Suspect killed during foot chase following bank robbery
By Ruma Kumar and Laura McCandlish, Sun reporters
The Baltimore Sun
Severna Park, Md. - A police officer was wounded and a bank robbery suspect killed after a shootout in a Severna Park neighborhood this morning, Anne Arundel County police said.
Around 9 a.m., a man walked into a Bank of America in the 600 block of Baltimore Annapolis Blvd. and began pulling a hat or mask over his face. The man, whose identity has not been released, calmly asked for cash and left the bank, walking north on Baltimore Annapolis Boulevard, police said.
Bank employees called police, who spotted a man matching the description of the bank robber and began pursuing him on foot. When police ordered the man to stop just south of Marbury Road, the man turned around and began shooting at them with a handgun, said Lt. David Waltemeyer, an Anne Arundel County police spokesman. About a half-dozen officers pursued the man as he ran through yards in a residential neighborhood.
On Kimberly Road, the man again began firing on police, and a bullet struck one of the officers in the upper part of his left leg. Police said that Officer Doyle Holquist, 32, was taken to Maryland Shock Trauma Center, where he was treated for non-life-threatening injuries and released before noon. Doyle has been a member of the police department for a year and a half.

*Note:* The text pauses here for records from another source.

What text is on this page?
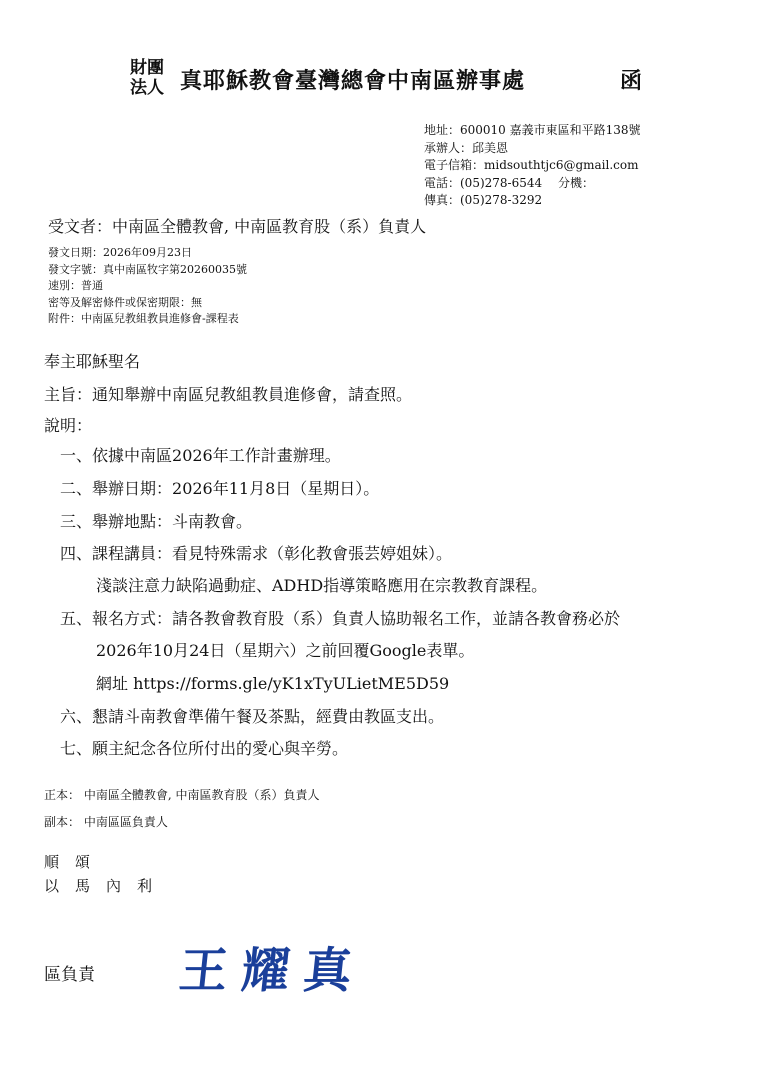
財團
法人 真耶穌教會臺灣總會中南區辦事處	函
地址：600010 嘉義市東區和平路138號
承辦人：邱美恩
電子信箱：midsouthtjc6@gmail.com
電話：(05)278-6544　 分機：
傳真：(05)278-3292
受文者：中南區全體教會, 中南區教育股（系）負責人
發文日期：2026年09月23日
發文字號：真中南區牧字第20260035號
速別：普通
密等及解密條件或保密期限：無
附件：中南區兒教組教員進修會-課程表
奉主耶穌聖名
主旨：通知舉辦中南區兒教組教員進修會，請查照。
說明：
一、依據中南區2026年工作計畫辦理。
二、舉辦日期：2026年11月8日（星期日）。
三、舉辦地點：斗南教會。
四、課程講員：看見特殊需求（彰化教會張芸婷姐妹）。
淺談注意力缺陷過動症、ADHD指導策略應用在宗教教育課程。
五、報名方式：請各教會教育股（系）負責人協助報名工作，並請各教會務必於
2026年10月24日（星期六）之前回覆Google表單。
網址 https://forms.gle/yK1xTyULietME5D59
六、懇請斗南教會準備午餐及茶點，經費由教區支出。
七、願主紀念各位所付出的愛心與辛勞。
正本： 中南區全體教會, 中南區教育股（系）負責人
副本： 中南區區負責人
順頌
以馬內利
區負責 王耀真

During the shootout, the man was shot and killed by police, Waltemeyer said. All of the officers involved have been placed on administrative leave pending an internal investigation, which is routine, Waltemeyer said.
Ann Waltman, who has lived on Kimberly Court for nearly 30 years, said she has never seen such violence on her quiet block, where mostly retirees live.
“I just heard the shots, and I thought it was a car backfiring or fireworks, but then the second time, I knew it was something else,” said Waltman, 62, who was watching television at the time.
The gunshots were coming from in front of the house next door on Kimberly Court. Waltman feared her neighbor, Janet Pumphrey, was hurt. Waltman later learned that Pumphrey was out at the time.
“I’m shook up,” Waltman said. “I was scared to death she had been shot. I’m just thankful that nobody in the neighborhood got hurt.”
Several piles of money were scattered in the back yard of an adjacent home on Baltimore Annapolis Boulevard, and police had about four homes roped off at noon today, Waltman said.